Slideshow Screensavers
- Boston.com
Screensavers - Boston Globe photographs in various themes:
lighthouses, New England Patriots, Cape Cod, Boston at Night, Scenic
Boston, Holiday Boston, Fall Foliage, Red Sox, and Tall Ships. These
free screensavers actually feature some nice photography and are
great for anyone who loves Boston.
- Guideposts
has a number of simple slide show screensavers, as well as wallpaper.
A sign-up is necessary, however.
- Stardust
Software's Impressionist Paintings are OK. It's a slideshow, with
some music.
- Max Taylor Panoramas
... This particular Max Taylor is an Australian photographer. The screensavers
themselves are kinda annoying, what with very slow text (with missing
pixels on my system), but the photographs are breathtaking.

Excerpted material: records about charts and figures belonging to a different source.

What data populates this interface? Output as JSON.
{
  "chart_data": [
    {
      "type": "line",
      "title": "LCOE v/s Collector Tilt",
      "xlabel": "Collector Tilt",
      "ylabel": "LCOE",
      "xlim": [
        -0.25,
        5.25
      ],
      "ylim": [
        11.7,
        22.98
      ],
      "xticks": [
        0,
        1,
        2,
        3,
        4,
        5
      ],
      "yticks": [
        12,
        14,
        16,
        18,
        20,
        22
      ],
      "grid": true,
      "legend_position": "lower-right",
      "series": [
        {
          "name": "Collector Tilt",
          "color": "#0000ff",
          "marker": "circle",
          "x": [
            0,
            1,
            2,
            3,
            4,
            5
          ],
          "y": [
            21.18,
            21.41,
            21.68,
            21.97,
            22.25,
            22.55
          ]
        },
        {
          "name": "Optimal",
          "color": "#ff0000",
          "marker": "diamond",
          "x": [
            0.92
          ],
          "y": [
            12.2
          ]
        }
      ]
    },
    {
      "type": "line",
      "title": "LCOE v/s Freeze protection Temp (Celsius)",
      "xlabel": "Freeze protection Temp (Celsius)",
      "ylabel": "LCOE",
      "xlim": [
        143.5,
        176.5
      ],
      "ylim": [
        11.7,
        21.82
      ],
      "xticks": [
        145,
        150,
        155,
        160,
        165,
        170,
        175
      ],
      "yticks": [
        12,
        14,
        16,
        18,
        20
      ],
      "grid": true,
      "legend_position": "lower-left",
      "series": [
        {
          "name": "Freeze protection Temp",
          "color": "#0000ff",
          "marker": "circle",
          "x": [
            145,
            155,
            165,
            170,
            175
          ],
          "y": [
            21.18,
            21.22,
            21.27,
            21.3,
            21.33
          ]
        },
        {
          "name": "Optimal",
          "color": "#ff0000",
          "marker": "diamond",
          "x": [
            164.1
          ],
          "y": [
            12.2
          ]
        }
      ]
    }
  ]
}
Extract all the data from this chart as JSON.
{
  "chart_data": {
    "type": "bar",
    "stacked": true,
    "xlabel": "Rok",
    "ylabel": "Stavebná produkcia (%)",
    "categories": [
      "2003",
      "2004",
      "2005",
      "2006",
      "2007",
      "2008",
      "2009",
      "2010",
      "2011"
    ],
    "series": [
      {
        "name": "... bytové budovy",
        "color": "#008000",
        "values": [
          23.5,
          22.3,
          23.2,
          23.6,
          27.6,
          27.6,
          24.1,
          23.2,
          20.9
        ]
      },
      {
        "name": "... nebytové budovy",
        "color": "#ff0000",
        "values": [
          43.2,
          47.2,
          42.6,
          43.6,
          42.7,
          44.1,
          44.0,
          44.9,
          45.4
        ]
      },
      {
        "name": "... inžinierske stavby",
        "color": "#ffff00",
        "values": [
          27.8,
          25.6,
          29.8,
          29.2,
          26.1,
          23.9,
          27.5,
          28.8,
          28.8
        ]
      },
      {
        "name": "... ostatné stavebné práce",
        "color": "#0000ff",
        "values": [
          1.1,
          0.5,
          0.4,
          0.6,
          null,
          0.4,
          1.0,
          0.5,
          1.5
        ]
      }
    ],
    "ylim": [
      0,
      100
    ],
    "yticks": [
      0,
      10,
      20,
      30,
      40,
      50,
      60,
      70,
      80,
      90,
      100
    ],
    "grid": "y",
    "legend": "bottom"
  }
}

I can't
even remember how I found this guy's site...
I must've been searching for "waterfall" and "screensaver"....
- Most Windows boxes come with a slideshow set up program... use
your own favorite pictures (or, say, National Geographic's free
pictures) to set up your own slideshow.
- Greenpeace
screensavers ... because I figured they'd have some, and because
I'm a little pissed the Nature Conservancy and National Geographic no
longer have any. Nope, haven't downloaded these, but at least they
have 'em.
- The below no longer work:
- Nature Conservancy has this
screensaver with some breathtaking photographs. Well, OK, it
appears to be gone in 2004 :( Oh well.
- National
Geographic free screensaver has 15 pictures but won't install on
Windows NT or XP (sigh) ... but far better is their general photography,
which is often available for download as desktop wallpaper and/or
backgrounds. Worth a look, though their servers can be a bit slow.
(Update: as of 2004, the screensaver download page is gone.)